13. The processor implemented method of claim 12, further comprising:

processing a selection of one or more preferences in said one or more graphical representations, wherein said one or more preferences comprises at least one of a project type, and an operational unit in said entity; and

generating a list of one or more potential successors from said one or more plausible successors based on said one or more preferences, wherein said list of one or more potential successors comprises said actual successor.

14. One or more non-transitory machine readable information storage mediums comprising one or more instructions which when executed by one or more hardware processors causes:

processing data specific to one or more users;

identifying at least one replacement for a predecessor in a particular position in an entity based on said data;

identifying, for said particular position, one or more replacement patterns from one or more replacement pattern datasets across platforms, wherein said one or more replacement patterns are identified across platforms based on one or more attributes associated with said particular position;

generating one or more rules based on said one or more identified replacement patterns and domain knowledge pertaining to said particular position;

identifying one or more successors across platforms from said one or more users based on said one or more generated rules; and

generating a list of one or more plausible successors across platforms from said one or more successors for replacement of said predecessor.

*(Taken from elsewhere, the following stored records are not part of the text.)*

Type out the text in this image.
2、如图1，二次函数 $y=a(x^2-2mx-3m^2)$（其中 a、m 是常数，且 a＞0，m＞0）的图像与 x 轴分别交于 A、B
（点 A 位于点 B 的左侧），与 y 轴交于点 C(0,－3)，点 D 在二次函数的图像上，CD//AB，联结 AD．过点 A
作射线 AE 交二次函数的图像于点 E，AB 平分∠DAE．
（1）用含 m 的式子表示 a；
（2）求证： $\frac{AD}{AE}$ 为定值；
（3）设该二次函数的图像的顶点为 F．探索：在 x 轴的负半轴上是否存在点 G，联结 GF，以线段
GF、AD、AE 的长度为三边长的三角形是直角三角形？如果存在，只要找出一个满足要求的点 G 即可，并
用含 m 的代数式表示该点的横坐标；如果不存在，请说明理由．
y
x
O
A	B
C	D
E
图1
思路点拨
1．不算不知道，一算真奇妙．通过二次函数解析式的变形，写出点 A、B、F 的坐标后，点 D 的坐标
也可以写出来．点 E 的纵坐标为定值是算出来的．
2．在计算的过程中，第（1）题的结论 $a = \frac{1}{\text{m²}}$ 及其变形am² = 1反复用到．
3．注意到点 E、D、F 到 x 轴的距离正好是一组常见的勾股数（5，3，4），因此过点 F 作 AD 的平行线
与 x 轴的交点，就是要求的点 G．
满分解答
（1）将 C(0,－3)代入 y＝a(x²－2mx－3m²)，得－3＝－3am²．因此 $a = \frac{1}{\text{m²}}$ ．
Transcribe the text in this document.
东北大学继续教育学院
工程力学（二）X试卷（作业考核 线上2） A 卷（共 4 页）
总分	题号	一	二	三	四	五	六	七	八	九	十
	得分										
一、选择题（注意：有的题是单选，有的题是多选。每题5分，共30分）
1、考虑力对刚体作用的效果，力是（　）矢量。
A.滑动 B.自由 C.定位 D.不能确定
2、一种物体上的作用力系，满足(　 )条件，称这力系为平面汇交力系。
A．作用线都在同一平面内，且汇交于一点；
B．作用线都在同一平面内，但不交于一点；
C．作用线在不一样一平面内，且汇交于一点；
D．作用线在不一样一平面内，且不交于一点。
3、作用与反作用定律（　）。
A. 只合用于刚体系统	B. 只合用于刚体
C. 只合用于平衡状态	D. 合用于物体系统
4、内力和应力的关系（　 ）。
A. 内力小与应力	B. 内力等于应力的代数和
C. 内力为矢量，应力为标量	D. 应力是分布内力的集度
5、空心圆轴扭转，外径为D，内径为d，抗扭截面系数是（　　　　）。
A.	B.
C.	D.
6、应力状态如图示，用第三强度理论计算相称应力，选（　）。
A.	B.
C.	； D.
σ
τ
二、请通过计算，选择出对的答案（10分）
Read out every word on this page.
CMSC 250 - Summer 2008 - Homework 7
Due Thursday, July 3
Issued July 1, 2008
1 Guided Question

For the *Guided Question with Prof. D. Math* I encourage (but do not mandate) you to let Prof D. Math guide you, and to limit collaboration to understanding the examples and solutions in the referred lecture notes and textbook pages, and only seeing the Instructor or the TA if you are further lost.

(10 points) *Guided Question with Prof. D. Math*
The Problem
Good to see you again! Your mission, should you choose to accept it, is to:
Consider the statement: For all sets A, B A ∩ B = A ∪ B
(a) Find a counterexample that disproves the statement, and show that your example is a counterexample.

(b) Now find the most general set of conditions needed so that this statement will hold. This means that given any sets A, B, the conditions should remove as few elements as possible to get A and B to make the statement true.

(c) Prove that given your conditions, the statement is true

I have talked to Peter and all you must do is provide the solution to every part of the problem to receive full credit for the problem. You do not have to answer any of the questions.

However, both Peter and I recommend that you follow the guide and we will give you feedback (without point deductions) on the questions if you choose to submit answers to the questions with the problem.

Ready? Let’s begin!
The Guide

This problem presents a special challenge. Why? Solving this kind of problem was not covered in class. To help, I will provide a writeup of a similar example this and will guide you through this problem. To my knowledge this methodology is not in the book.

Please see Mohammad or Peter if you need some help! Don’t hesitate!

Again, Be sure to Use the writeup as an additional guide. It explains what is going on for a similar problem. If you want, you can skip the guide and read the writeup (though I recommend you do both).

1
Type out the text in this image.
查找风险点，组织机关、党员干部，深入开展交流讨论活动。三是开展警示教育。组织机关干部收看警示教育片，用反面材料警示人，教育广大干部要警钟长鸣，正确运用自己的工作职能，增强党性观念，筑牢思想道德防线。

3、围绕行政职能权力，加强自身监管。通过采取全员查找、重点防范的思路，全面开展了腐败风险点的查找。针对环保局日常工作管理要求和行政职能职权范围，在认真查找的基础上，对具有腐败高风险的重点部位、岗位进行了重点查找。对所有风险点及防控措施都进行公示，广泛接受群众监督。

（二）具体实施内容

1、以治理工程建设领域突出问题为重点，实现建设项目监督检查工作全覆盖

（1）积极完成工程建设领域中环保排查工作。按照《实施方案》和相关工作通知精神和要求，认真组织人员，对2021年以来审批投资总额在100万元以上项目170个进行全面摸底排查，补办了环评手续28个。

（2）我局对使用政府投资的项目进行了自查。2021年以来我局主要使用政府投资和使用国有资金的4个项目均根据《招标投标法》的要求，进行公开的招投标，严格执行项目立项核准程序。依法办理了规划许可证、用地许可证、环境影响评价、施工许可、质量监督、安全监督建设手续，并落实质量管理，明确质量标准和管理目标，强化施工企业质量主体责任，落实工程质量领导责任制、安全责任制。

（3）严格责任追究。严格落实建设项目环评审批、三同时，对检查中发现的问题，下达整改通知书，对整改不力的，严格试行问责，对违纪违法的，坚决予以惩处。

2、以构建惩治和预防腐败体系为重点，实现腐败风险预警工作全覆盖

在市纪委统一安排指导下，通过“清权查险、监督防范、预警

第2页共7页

15. The one or more non-transitory machine readable information storage mediums of claim 14, wherein said one or more instructions which when executed by said one or more hardware processors further causes:

selecting at least one successor as potential replacement for said predecessor from said one or more plausible successors identified across platforms, wherein said at least one successor is selected as potential replacement for said predecessor from said one or more plausible successors based on a similarity score computed for each of said one or more plausible successors.

16. The one or more non-transitory machine readable information storage mediums of claim 14, wherein said one or more instructions which when executed by said one or more hardware processors further causes: generating one or more graphical representations indicative of at least one of (i) a position of one or more plausible successors from said predecessor based on said similarity score, and (ii) a comparison of one or more attribute patterns of said predecessor, one or more predicted successors, said one or more plausible successors from said one or more predicted successor, and an actual successor from said one or more plausible successors.

17. The one or more non-transitory machine readable information storage mediums of claim 16, wherein said one or more instructions which when executed by said one or more hardware processors further causes:

processing a selection of one or more preferences in said one or more graphical representations, wherein said one or more preferences comprises at least one of a project type, and an operational unit in said entity; and

generating a list of one or more potential successors from said one or more plausible successors based on said one or more preferences, wherein said list of one or more potential successors comprises said actual successor.